Antonio Joaquim *
Os tribunais de contas do Brasil enfrentam dois grandes problemas: 1) são instituições praticamente desconhecidas pela sociedade no geral e mal compreendidas pelos que formam opinião e pelos políticos que decidem os destinos das nossas instituições; 2) funcionam como um arquipélago composto por 34 “ilhas” independentes em um cenário que exige o funcionamento pelo conceito de continente.
A solução existe e precisa sair da boa intenção: é a criação do Conselho Nacional dos Tribunais de Contas (CNTC), ente estatal correcional e, principalmente, responsável pela consolidação do sistema nacional de controle externo. As principais atribuições do sistema são a fiscalização planejada e harmonizada da gestão dos recursos públicos, o combate articulado da má utilização do dinheiro público e o enfrentamento institucional, efetivo e sumário da corrupção.
A culpa pelo primeiro problema é dos próprios tribunais de contas. Por décadas foram instituições fechadas, berço esplêndido de muitos políticos em fim de carreira e, em muitos casos, braços gentis e ineficientes dos governantes responsáveis pela indicação dos seus integrantes. Realidade que se alterou drasticamente neste século, mas que, infelizmente, passa despercebida. A qualidade na composição melhorou muito, seja pelo maior cuidado nas indicações em respeito à importância constitucional da instituição, seja pelo cumprimento do modelo constitucional, que obriga a presença, entre os indicados, de representantes egressos das carreiras públicas de conselheiro substituto e de procurador de contas.
Nesse período, praticamente todos os TCs investiram maciçamente em quadros técnicos qualificados. A maioria julga com rapidez os processos, alguns analisando 100% dos processos do ano anterior. Muitos auditam segundo critérios de relevância e concomitância, fiscalizam resultados dos investimentos, não ficam presos apenas na regularidade e na legalidade dos atos e procedimentos. A maioria investe em transparência, em comunicação, tecnologia, no diálogo com a malha de relacionamento obrigatória. E todos se abriram para a sociedade, compreendendo que o cliente final é o cidadão que paga o imposto fiscalizado.

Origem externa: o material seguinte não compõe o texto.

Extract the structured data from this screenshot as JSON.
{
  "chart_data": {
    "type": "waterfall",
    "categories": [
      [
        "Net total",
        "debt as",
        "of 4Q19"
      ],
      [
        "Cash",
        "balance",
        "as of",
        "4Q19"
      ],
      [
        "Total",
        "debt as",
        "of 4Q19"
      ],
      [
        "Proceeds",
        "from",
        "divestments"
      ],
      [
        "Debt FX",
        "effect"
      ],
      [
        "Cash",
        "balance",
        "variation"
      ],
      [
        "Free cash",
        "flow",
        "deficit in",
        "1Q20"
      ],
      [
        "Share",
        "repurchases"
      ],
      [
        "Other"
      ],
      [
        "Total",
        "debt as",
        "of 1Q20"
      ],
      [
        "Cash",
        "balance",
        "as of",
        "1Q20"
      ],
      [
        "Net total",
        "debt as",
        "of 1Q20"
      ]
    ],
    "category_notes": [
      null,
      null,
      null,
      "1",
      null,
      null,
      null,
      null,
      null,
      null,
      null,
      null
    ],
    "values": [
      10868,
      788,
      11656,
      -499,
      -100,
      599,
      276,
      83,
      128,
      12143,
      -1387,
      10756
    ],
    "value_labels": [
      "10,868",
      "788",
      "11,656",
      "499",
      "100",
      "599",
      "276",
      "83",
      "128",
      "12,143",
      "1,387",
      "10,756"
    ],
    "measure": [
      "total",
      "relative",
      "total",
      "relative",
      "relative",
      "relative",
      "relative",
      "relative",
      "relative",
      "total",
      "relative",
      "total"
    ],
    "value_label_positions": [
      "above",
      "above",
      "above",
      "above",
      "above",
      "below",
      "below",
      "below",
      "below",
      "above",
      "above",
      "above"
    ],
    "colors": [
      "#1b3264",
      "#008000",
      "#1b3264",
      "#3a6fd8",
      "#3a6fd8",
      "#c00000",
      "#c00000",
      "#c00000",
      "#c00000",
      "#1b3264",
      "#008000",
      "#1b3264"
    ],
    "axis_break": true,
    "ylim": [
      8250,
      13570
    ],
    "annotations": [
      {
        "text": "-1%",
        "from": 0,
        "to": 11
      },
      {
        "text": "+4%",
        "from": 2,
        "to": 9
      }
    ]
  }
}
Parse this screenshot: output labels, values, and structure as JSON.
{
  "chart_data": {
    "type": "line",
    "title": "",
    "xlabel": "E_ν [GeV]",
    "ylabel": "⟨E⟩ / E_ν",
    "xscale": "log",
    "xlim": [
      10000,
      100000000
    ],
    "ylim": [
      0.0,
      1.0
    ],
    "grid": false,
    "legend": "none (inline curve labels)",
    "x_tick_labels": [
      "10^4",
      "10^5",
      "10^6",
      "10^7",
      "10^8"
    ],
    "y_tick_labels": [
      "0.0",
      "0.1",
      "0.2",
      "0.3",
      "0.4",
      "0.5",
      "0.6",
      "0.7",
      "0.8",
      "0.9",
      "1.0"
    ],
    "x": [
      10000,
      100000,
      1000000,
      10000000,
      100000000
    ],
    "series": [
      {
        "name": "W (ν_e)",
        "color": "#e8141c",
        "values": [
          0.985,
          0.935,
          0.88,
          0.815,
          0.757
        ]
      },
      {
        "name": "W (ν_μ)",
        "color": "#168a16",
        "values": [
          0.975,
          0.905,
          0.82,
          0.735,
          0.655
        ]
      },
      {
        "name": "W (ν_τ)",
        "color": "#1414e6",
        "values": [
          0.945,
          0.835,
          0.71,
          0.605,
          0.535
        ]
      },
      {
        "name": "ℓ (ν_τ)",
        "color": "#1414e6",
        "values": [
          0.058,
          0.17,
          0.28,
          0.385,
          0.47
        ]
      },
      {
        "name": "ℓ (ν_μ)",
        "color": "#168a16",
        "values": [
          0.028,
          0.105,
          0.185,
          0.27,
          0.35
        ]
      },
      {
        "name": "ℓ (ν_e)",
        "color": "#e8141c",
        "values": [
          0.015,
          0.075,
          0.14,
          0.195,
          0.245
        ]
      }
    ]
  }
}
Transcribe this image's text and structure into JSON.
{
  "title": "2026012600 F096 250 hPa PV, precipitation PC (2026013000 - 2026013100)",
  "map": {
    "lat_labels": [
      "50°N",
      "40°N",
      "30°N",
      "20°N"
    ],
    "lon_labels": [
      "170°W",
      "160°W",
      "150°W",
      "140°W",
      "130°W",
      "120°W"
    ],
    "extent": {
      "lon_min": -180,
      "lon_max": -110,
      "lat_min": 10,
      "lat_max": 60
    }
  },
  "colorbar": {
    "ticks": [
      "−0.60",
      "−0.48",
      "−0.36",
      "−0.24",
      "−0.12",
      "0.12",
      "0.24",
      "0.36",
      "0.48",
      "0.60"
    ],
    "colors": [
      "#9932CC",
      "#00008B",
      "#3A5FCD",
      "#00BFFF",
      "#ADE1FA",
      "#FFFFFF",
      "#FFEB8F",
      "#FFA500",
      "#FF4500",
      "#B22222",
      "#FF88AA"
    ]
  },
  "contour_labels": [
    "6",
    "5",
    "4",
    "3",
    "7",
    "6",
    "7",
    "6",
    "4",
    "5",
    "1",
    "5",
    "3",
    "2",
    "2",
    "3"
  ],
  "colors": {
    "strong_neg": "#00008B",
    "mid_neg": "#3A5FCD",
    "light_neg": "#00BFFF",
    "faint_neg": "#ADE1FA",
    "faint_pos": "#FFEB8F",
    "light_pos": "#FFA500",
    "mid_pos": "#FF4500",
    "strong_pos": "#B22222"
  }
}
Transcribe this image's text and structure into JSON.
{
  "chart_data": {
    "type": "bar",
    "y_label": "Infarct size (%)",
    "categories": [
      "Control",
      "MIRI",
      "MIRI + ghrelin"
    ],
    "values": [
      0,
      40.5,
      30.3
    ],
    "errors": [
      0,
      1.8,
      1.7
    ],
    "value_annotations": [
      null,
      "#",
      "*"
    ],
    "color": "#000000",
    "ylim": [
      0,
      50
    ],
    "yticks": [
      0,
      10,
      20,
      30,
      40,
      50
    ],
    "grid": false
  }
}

A má compreensão sobre os tribunais de contas advém do vício nacional da superficialidade nas análises. Poucos entenderam que o mosaico republicano brasileiro idealizado na Constituição de 1988 trouxe as estruturas do Executivo, Legislativo e Judiciário e inovou criando dois órgãos totalmente independentes, que não pertencem ao “guarda-chuva” tradicional, mas a exemplo dos três Poderes, pertencem e respondem à sociedade. São o Ministério Público e o Tribunal de Contas.
Da mesma forma como o Ministério Público não é nem parte do Executivo, nem Judiciário e nem Legislativo, o Tribunal de Contas não pertence a nenhum dos três. Nem ao Legislativo, pois a Carta Magna especifica como órgãos do Congresso Nacional apenas e tão somente o Senado Federal e Câmara dos Deputados. O Tribunal de Contas, no âmbito técnico compartilha a atividade de controle externo com o Poder Legislativo, que por sua vez realiza a fiscalização no âmbito político. O Tribunal de Contas também difere do Judiciário, pois tem a iniciativa nos processos e os julga, além de realizar atividade de orientação, capacitação e consultas ao público alvo, entes e gestores públicos. A Justiça não treina as partes, o que pode fazê-lo os TCs, na perspectiva de melhoria da gestão e por ter quadros qualificadíssimos para tanto.
O segundo problema pode ser resolvido sem que se perca a autonomia e a independência garantidas pela Constituição Federal, mas que provocou o efeito arquipélago. Com a criação, o CNTC será o órgão central de planejamento estratégico, definindo e cobrando a execução de metas nacionais de fiscalização, normatizando e harmonizando procedimentos; terá autoridade para contrapor as indicações de integrantes que não atendem aos requisitos exigidos para serem membros de tribunais de contas; e vai realizar a mesma e necessária atividade correcional que praticam o Conselho Nacional de Justiça (CNJ) e o Conselho Nacional do Ministério Público (CNMP). Soma-se à criação do CNTC, com solução do segundo problema, a aprovação de uma Lei Nacional para julgamento de processos de contas.
Em resumo: precisamos urgente da criação do CNTC.
* Antonio Joaquim é presidente da Associação dos Membros de Tribunais de Contas do Brasil e conselheiro e corregedor-geral do Tribunal de Contas do Estado de Mato Grosso (TCE-MT).